Despite the negotiations around the National Prevention Agreement being specifically designed to keep the tobacco industry and tobacco sellers from influencing it, the tobacco lobby managed to do just that, according to research by journalists from The Investigative Desk. The researchers called ruling party VVD a “lead actor” in getting big tobacco’s wishes into the prevention agreement, Follow The Money and NOS reported.
The World Health Organization’s Framework Convention on Tobacco Control (FCTC), which the Netherlands signed, states that when taking tobacco measures, there needs to be no ordinary weighing of interests, but public health must be leading. Based on the FCTC, State Secretary Paul Blokhuis of Pubic Health excluded both directly interested parties, like the tobacco industry, as well as trade organizations VNO-NCW, MKB-Nederland and the central bureau for food retail CBL from the negotiations for the National Prevention Agreement.

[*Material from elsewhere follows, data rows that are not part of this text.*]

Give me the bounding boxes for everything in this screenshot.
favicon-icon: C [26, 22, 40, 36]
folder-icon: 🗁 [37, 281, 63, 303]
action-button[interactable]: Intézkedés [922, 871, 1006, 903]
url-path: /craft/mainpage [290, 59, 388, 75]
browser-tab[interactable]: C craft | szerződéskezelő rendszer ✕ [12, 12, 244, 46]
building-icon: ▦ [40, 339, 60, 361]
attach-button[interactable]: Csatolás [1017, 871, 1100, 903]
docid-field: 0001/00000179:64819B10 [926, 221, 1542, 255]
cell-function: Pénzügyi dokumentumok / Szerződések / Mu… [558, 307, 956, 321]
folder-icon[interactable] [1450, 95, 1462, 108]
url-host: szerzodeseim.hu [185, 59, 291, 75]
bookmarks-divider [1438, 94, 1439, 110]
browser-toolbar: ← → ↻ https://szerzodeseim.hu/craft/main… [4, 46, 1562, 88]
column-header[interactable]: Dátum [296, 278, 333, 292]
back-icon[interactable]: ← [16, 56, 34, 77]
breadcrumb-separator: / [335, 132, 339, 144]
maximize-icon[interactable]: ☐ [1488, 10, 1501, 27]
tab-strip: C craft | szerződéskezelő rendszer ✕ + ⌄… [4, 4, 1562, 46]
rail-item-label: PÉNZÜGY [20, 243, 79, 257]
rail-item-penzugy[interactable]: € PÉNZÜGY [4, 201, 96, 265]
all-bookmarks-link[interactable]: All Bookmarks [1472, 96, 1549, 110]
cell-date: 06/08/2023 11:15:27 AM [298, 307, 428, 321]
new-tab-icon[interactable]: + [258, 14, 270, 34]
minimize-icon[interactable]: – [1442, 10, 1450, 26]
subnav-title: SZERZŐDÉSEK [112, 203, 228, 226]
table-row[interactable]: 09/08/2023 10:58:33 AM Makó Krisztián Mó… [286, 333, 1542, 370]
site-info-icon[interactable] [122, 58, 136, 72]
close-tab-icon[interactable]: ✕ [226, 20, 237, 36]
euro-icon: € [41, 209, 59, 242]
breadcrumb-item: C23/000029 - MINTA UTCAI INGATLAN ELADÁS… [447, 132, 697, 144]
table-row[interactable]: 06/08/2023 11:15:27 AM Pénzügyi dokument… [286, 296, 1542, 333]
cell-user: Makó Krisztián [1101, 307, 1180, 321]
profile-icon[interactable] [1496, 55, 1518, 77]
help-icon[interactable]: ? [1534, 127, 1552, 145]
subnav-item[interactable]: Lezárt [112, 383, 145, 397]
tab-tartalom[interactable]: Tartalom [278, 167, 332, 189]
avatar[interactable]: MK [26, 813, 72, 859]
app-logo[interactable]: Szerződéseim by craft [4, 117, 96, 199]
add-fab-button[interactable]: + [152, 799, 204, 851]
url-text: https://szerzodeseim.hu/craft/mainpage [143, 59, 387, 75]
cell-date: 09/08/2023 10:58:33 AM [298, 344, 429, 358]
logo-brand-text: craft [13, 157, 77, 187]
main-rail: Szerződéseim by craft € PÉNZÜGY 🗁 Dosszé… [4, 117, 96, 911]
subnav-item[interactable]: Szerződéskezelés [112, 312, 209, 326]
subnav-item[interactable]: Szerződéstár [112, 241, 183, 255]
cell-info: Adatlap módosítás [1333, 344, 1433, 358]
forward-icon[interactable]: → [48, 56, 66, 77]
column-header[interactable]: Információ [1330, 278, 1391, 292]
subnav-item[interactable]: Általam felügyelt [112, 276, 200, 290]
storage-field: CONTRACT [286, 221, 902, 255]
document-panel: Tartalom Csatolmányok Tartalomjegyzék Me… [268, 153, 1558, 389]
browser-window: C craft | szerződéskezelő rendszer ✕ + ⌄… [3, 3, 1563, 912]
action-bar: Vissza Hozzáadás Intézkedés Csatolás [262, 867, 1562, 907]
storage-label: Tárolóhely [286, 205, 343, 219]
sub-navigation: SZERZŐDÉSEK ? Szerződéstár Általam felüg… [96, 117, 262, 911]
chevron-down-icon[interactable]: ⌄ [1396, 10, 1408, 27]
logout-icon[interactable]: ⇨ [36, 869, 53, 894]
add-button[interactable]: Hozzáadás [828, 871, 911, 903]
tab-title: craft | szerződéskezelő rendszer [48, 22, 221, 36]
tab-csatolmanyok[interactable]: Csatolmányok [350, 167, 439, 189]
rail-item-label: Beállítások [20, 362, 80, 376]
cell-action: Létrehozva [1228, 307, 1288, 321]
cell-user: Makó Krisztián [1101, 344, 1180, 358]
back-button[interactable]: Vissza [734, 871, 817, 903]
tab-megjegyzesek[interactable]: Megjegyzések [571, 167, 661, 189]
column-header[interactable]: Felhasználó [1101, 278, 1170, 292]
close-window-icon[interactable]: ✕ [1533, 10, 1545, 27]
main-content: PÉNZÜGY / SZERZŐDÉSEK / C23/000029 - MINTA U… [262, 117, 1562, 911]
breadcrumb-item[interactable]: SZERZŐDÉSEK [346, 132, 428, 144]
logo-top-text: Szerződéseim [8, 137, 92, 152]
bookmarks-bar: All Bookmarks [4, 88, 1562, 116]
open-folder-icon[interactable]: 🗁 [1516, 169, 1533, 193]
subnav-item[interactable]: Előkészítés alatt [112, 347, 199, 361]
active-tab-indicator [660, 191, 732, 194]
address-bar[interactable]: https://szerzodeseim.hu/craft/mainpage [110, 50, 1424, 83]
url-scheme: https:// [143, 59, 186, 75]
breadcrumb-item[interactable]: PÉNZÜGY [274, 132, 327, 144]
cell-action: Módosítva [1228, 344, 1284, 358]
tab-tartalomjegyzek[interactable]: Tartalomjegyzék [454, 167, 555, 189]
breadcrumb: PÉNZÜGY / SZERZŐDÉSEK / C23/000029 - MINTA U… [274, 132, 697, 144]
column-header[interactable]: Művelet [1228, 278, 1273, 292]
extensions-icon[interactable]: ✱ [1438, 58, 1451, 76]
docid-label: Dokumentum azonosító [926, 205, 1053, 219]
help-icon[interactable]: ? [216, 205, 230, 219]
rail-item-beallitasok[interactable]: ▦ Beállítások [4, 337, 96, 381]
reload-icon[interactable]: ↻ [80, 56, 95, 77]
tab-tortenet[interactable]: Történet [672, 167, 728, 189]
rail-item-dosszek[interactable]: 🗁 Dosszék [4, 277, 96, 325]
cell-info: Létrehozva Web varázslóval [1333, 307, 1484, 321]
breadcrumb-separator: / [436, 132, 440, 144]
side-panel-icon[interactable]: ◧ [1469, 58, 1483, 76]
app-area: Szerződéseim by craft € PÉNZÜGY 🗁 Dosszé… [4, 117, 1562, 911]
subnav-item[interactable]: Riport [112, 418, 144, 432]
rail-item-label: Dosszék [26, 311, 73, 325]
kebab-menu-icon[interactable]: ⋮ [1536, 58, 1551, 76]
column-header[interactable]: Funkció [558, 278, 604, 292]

Despite this, VNO-NCW, MKB-Nederland and CBL were able to use their contacts in various Ministries to impose their will in the Agreement. According to the researchers, the VVD played a leading role in representing the interest of the sector. One day before the presentation of the National Prevention Agreement, the VVD persuaded the other coalition parties to water down, delay or completely scrap a number of measures.
The confidential first draft of the National Prevention Agreement stated that excise duty would gradually increase to at least 10 euros in 2023, according to the researchers. Instead, a packet of cigarettes became 1 euro more expensive this year. Before the price can be increased further, the effects of this price increase must first be evaluated.
Specialist tobacco shops and about 150 convenience stores have also been exempted from the ban on displaying tobacco products. And where the draft stated that all tobacco products would be sold in neutral packaging, cigars and e-cigarettes have now been exempted from that for at least two years.